My children come to me in the night.
I hear their thin, airy voices calling
my name, and it startles me awake.
Each one lost before the fourth month,
All ignored except by me, but know this:
They had names, futures, destinies,
but I never got to hold them.
It wasn’t spoken of
after the deadening
well-wishing comments
of you’ll have another and
there must have been something
wrong with the baby.
I didn’t have another,
and all these years I have mourned
alone, silently, and without comfort.
Still, I hear their voices,
I imagine their dimpled baby hands,
Their graduations and weddings.
And I wait for them to come to me
in the night when all is quiet,
as their angels gather around my bed,
and they call my name.
Art: Richmond, VA 2014 by Virginia Galfo
Wow. Rings true for so many. And presented with dignity but fierce truth of a hard reality. Great descriptions of the thin voices, and the thin sentiments, and the heavy cloak of regret.

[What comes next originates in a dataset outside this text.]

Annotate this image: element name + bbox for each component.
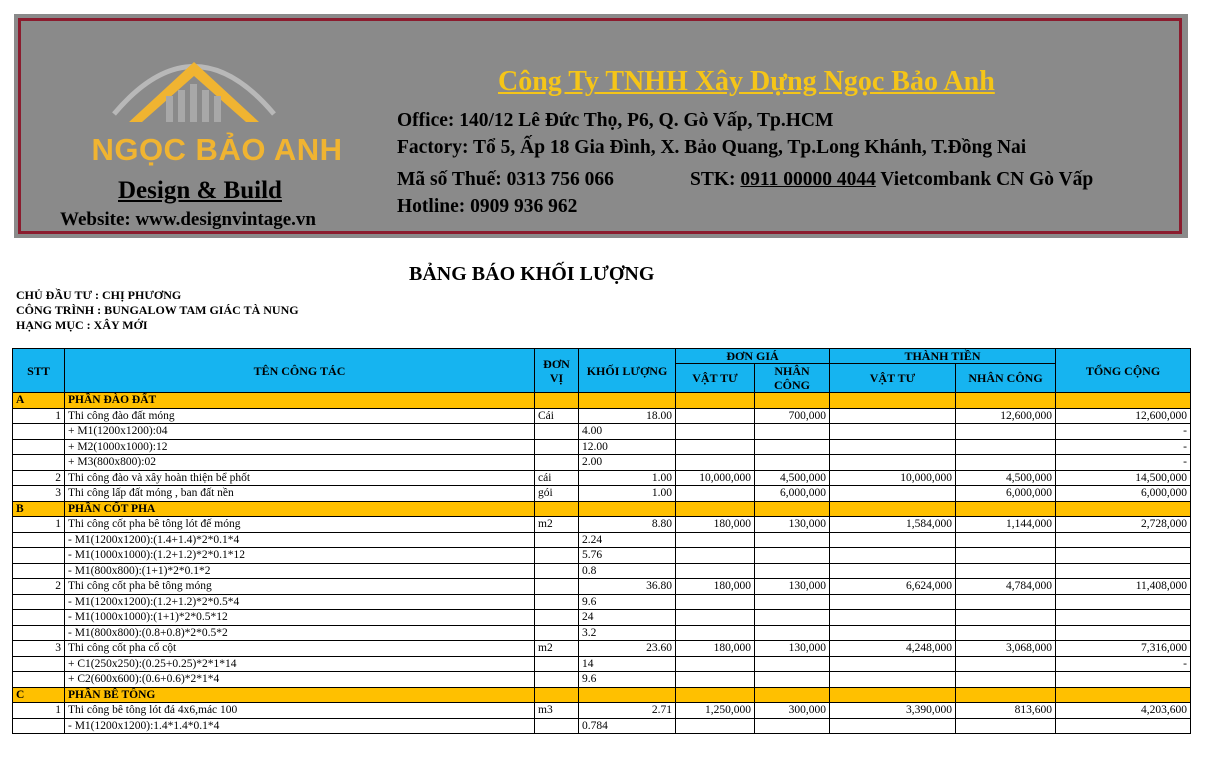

Thank you, Sarah, I wasn’t going to write about this chapter in my life, but here it is… I appreciate your thoughts.
This poem is replete with loss and grieving. So so horribly sad, and yet the poem’s voice feels so honest and without self-pity — while still revealing some of the painful reactions of others — that we, too, are drawn in and haunted by these babies who never came to full term.
A brave poem!
Thank you for your generosity of spirit. I really appreciate your remarks.